Safe Feeding Practices

  • Position: Sit patient upright at 90° — do NOT feed patients lying down or with head of bed <30°
  • Environment: Minimize distractions; turn off TV; allow patient to focus on eating
  • Pace: Small bites/sips; allow adequate time between each swallow; do not rush
  • Technique: Encourage chin-tuck position (chin down toward chest) if recommended by SLP — reduces aspiration risk for some patients
  • Post-meal positioning: Keep head of bed elevated ≥30° for at least 30 minutes after eating
  • Avoid straws: Straws may increase aspiration risk by delivering liquid too rapidly for impaired swallowing to control

Thickened Liquid Preparation

  • Follow exact thickening powder measurements per manufacturer instructions
  • Pre-thickened commercial products provide more consistent texture than powder-prepared liquids
  • Check consistency before serving — should match ordered level (nectar, honey, or pudding)
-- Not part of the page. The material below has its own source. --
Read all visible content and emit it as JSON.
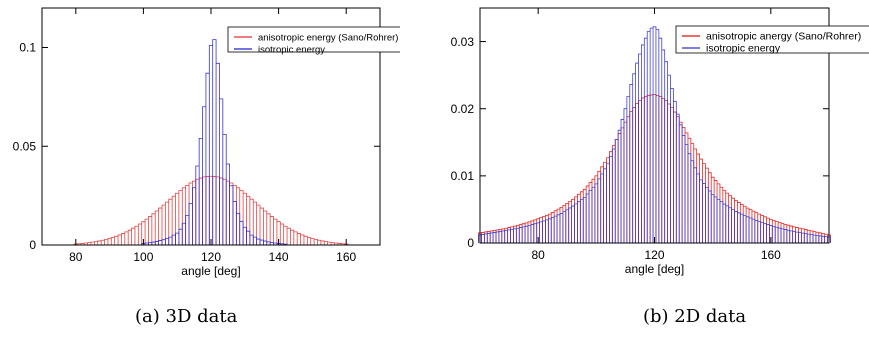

Multidisciplinary Collaboration

  • Speech-language pathologist (SLP): Diagnose, assess, and treat swallowing disorders; recommend appropriate diet texture and liquid consistency; teach swallowing techniques
  • Dietitian: Ensure adequate caloric/nutritional intake with texture restrictions
  • Occupational therapist (OT): Adaptive feeding equipment, positioning, self-feeding modifications

Self-Check

  1. A patient with Parkinson’s disease begins coughing frequently after each sip of water and their voice sounds “wet” after swallowing. What is the priority nursing action?
  2. A patient is ordered honey-thick liquids. The NA asks if they can give the patient ice water. What should the nurse explain?
  3. What is the correct position for a patient with dysphagia during mealtime, and for how long should this position be maintained after eating?